Last week I had the chance to sit down with Robert Pattinson, star of Twilight. In the past editions of Movie Playlist, I have gotten pretty much what I’ve expected. The intellectual director usually spouts off a bunch of cool obscure films from the 1950’s and 1960’s, and actors usually focus on the careers of a few key actors. But I’ll admit, Robert’s choices were both surprising and refreshing.
/Film: What’s the movie that you’ve seen the most, do you think, in your lifetime?
Robert Pattinson: I go through periods where I just watch the same thing again and again and again. I’ve been watching this movie called Ivansxtc. It’s a Danny Huston movie. I watched it like 50 times this year.

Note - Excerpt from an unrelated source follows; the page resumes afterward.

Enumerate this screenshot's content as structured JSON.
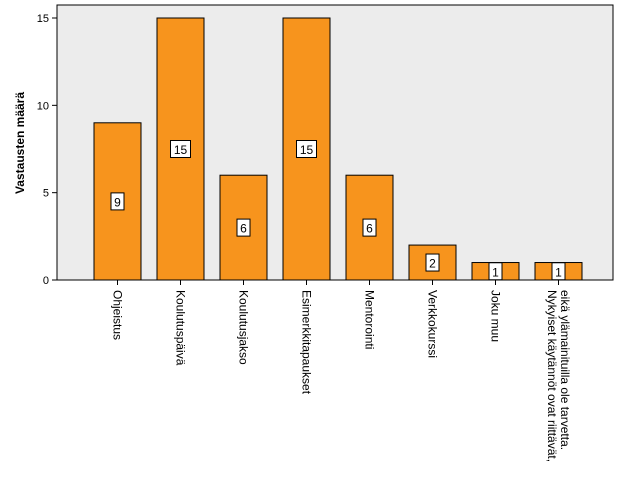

/Film: Why were you so attracted to that film?
Robert Pattinson: If you watched it, you’d understand. It starts off kind of stupid, but it ends up being Danny Huston. It’s kind of transcendent. He lifts the whole movie. It’s like when you just see an actor and they’ve got the part of their career, and the scene and they’re not messing up. It’s an amazing, amazing movie. I don’t even think you can buy it in America.
/Film: I haven’t even heard of this one.
Robert Pattinson: I know. It’s like they don’t sell it anywhere. They sell it in England everywhere, but I can’t get it anywhere in America.
Robert Pattinson: I grew up watching lots of different Jack Nicholson movies. So, I was like kind of really into Jack Nicholson. Five Easy Pieces – I guess I’ve watched that a lot.
/Film: Why Jack Nicholson?
Robert Pattinson: I think he is literally the only actor who I can guarantee if I see a Jack Nicholson movie which I haven’t seen, even though I’ve seen them all now, but it’s like the same Jack Nicholson on a DVD box or whatever. It’s like seal of approval. So, you know that there’s something going to be worth watching about the movie. Every single thing he’s done, It’s bizarre.
/Film: You’ve never been disappointed by a Jack Nicholson film?
Robert Pattinson: Sometimes a little bit by the movie, but like there’s always something. There’s a few other actors who have quite a good track like him; maybe 90%, but like he has 100%.